Oman Oil set to sign deal with Essar Oil for Vadinar refinery

Vol 3, PW 25 (19 Jan 00) Midstream & Downstream

If you cant set up a Greenfield refinery, buy into an existing project.

This appears the philosophy behind Oman Oil Companys decision to tie-up with Essar Oil. Petrowatch learns Oman Oil is close to clinching a deal to buy a 26% stake in Essars proposed 10.5m tones a year (t/y) refinery at Vadinar in Gujarat.

It is believed that Oman Oil hopes eventually to gain 100% control of Essar Oil, and is using the negotiations to acquire a 26% stake as a means to test the water. It is further learnt that Oman Oils board of directors was scheduled to hold a meeting on (Tuesday) 18th January to take a final decision on the proposal to buy into Essar Oil, at an approximate cost of $200m.
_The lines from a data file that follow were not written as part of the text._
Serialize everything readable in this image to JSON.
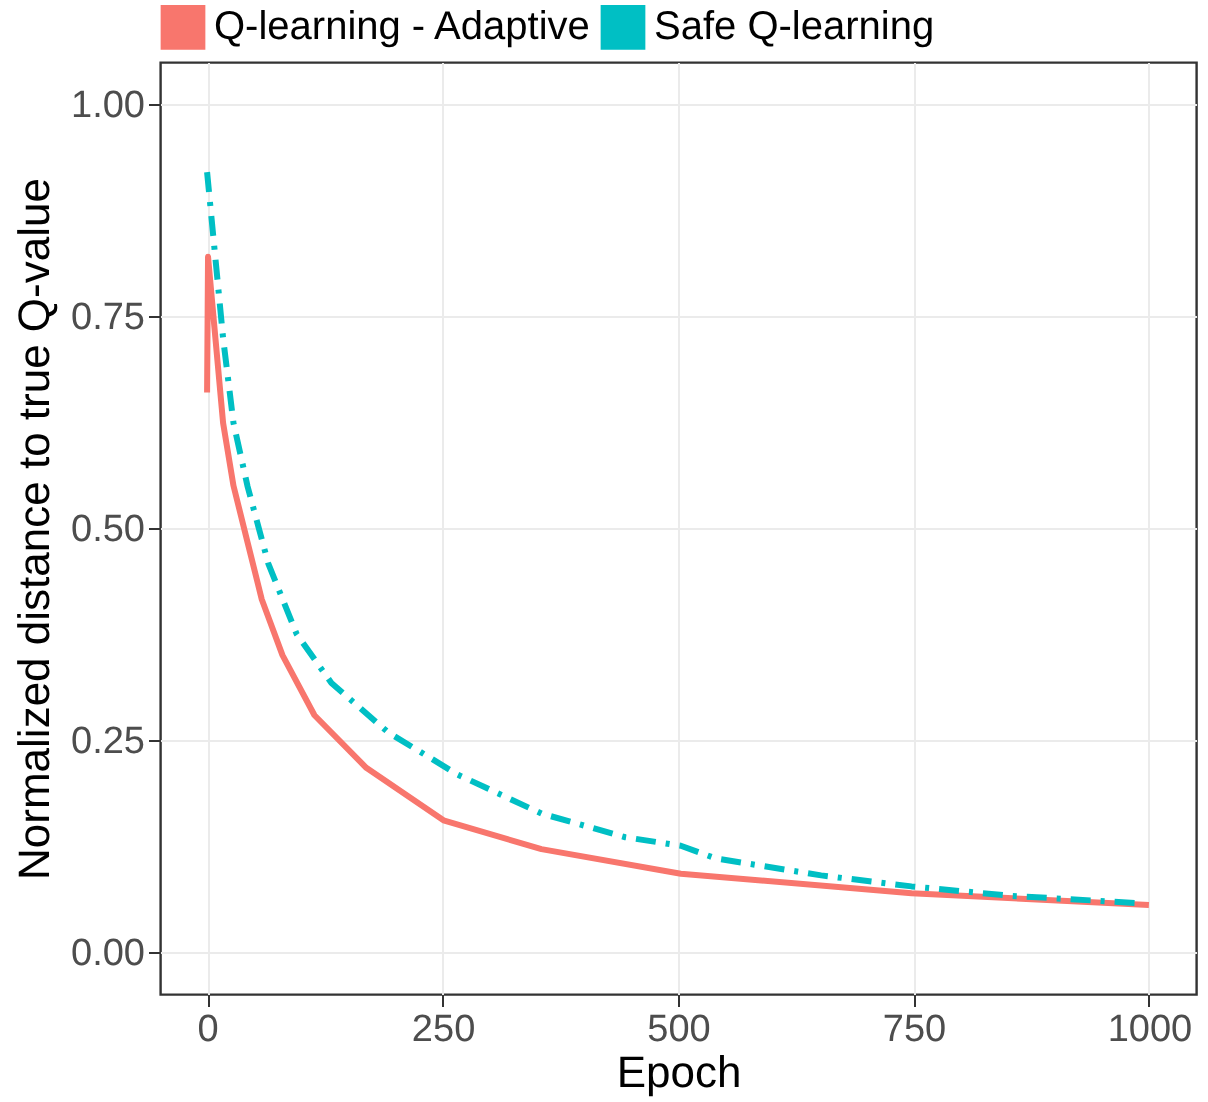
{
  "chart_data": {
    "type": "line",
    "xlabel": "Epoch",
    "ylabel": "Normalized distance to true Q-value",
    "xlim": [
      -50,
      1050
    ],
    "xticks": [
      0,
      250,
      500,
      750,
      1000
    ],
    "ylim": [
      -0.05,
      1.05
    ],
    "yticks": [
      {
        "value": 0,
        "label": "0.00"
      },
      {
        "value": 0.25,
        "label": "0.25"
      },
      {
        "value": 0.5,
        "label": "0.50"
      },
      {
        "value": 0.75,
        "label": "0.75"
      },
      {
        "value": 1,
        "label": "1.00"
      }
    ],
    "grid": true,
    "legend": "top",
    "marker": "none",
    "series": [
      {
        "name": "Q-learning - Adaptive",
        "color": "#f8766d",
        "line_style": "solid",
        "x": [
          0,
          1,
          17,
          28,
          43,
          58,
          80,
          114,
          169,
          251,
          355,
          503,
          748,
          1000
        ],
        "values": [
          0.66,
          0.82,
          0.624,
          0.55,
          0.483,
          0.416,
          0.35,
          0.279,
          0.217,
          0.155,
          0.121,
          0.092,
          0.069,
          0.055
        ]
      },
      {
        "name": "Safe Q-learning",
        "color": "#00bfc4",
        "line_style": "dashed",
        "x": [
          0,
          17,
          28,
          43,
          65,
          95,
          132,
          192,
          266,
          355,
          444,
          503,
          540,
          652,
          748,
          852,
          993
        ],
        "values": [
          0.92,
          0.724,
          0.624,
          0.549,
          0.458,
          0.375,
          0.317,
          0.259,
          0.209,
          0.163,
          0.135,
          0.125,
          0.11,
          0.09,
          0.077,
          0.066,
          0.057
        ]
      }
    ]
  }
}
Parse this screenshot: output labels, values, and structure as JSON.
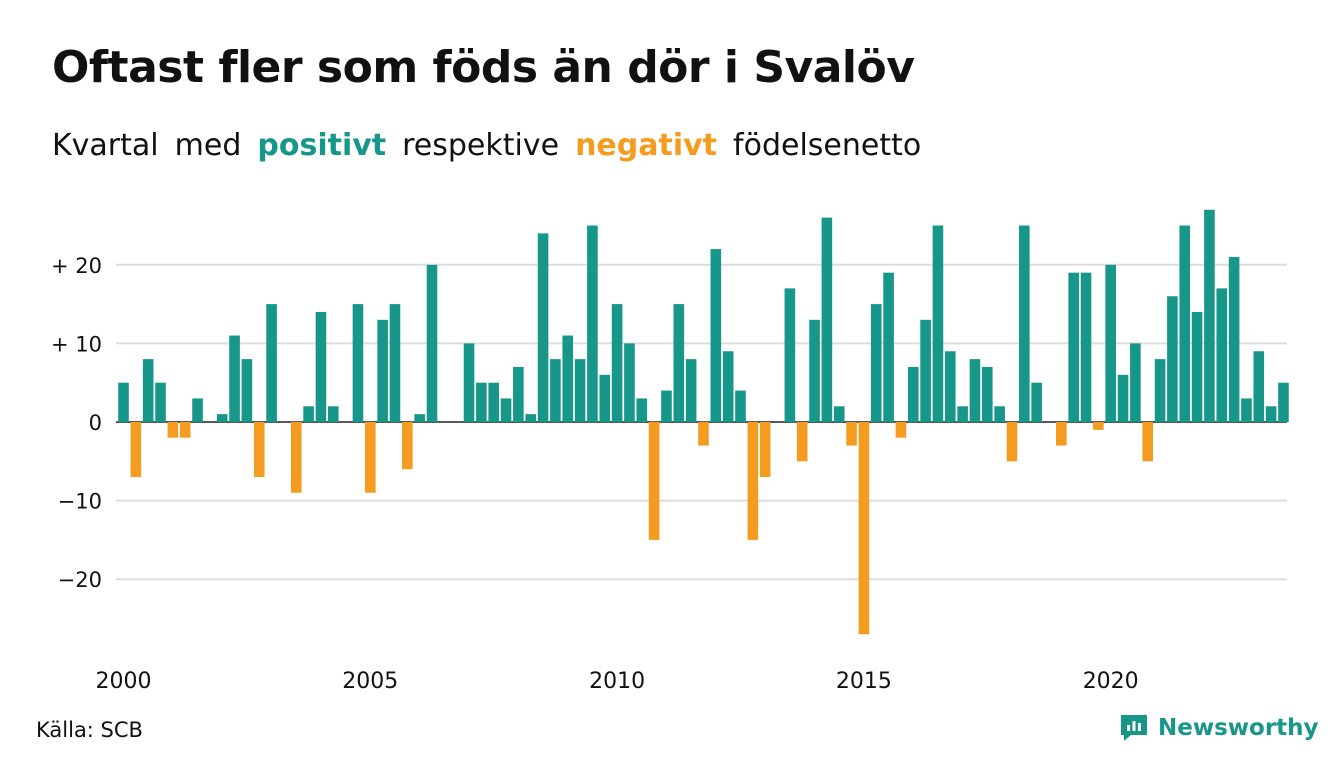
{
  "header": {
    "title": "Oftast fler som föds än dör i Svalöv",
    "subtitle": {
      "w1": "Kvartal",
      "w2": "med",
      "pos": "positivt",
      "w3": "respektive",
      "neg": "negativt",
      "w4": "födelsenetto"
    }
  },
  "footer": {
    "source": "Källa: SCB",
    "brand": "Newsworthy"
  },
  "colors": {
    "positive": "#17968a",
    "negative": "#f39c1f",
    "grid": "#dddddd"
  },
  "chart_data": {
    "type": "bar",
    "title": "Oftast fler som föds än dör i Svalöv",
    "x_start": "2000 Q1",
    "x_tick_labels": [
      "2000",
      "2005",
      "2010",
      "2015",
      "2020"
    ],
    "y_tick_labels": [
      "+ 20",
      "+ 10",
      "0",
      "−10",
      "−20"
    ],
    "y_ticks": [
      20,
      10,
      0,
      -10,
      -20
    ],
    "ylim": [
      -27,
      27
    ],
    "grid": true,
    "legend": "none",
    "values": [
      5,
      -7,
      8,
      5,
      -2,
      -2,
      3,
      0,
      1,
      11,
      8,
      -7,
      15,
      0,
      -9,
      2,
      14,
      2,
      0,
      15,
      -9,
      13,
      15,
      -6,
      1,
      20,
      0,
      0,
      10,
      5,
      5,
      3,
      7,
      1,
      24,
      8,
      11,
      8,
      25,
      6,
      15,
      10,
      3,
      -15,
      4,
      15,
      8,
      -3,
      22,
      9,
      4,
      -15,
      -7,
      0,
      17,
      -5,
      13,
      26,
      2,
      -3,
      -27,
      15,
      19,
      -2,
      7,
      13,
      25,
      9,
      2,
      8,
      7,
      2,
      -5,
      25,
      5,
      0,
      -3,
      19,
      19,
      -1,
      20,
      6,
      10,
      -5,
      8,
      16,
      25,
      14,
      27,
      17,
      21,
      3,
      9,
      2,
      5
    ]
  }
}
As Petrowatch goes to press, no details of this meeting have emerged. However, a source close to negotiations said the only outstanding issue to be resolved is the share price that Oman Oil will pay Essar.

Oman Oil sees buying the Essar refinery as a cheaper option to setting up a new refinery in India, he said. Quite so.

For five years, Oman Oil has fought a losing battle with red tape in Gujarat to set up a 6m t/y Greenfield refinery at Bina in Madhya Pradesh, in an alliance with Bharat Petroleum (BPCL). Even pressure from Prime Minister Vajpayee proved unsuccessful in overcoming the vested political and commercial interests pitted against the project.

Oman Oils decision to pursue a stake in Essar Oil is the surest indication yet that the company is admitting defeat on the Bina proposal. Further, BPCL has now announced it is no longer interested in acquiring a stake in Essar Oil.

Ashok Sinha, Director Finance, BPCL, is quoted as saying the companys interest in Essar has been put on the backburner.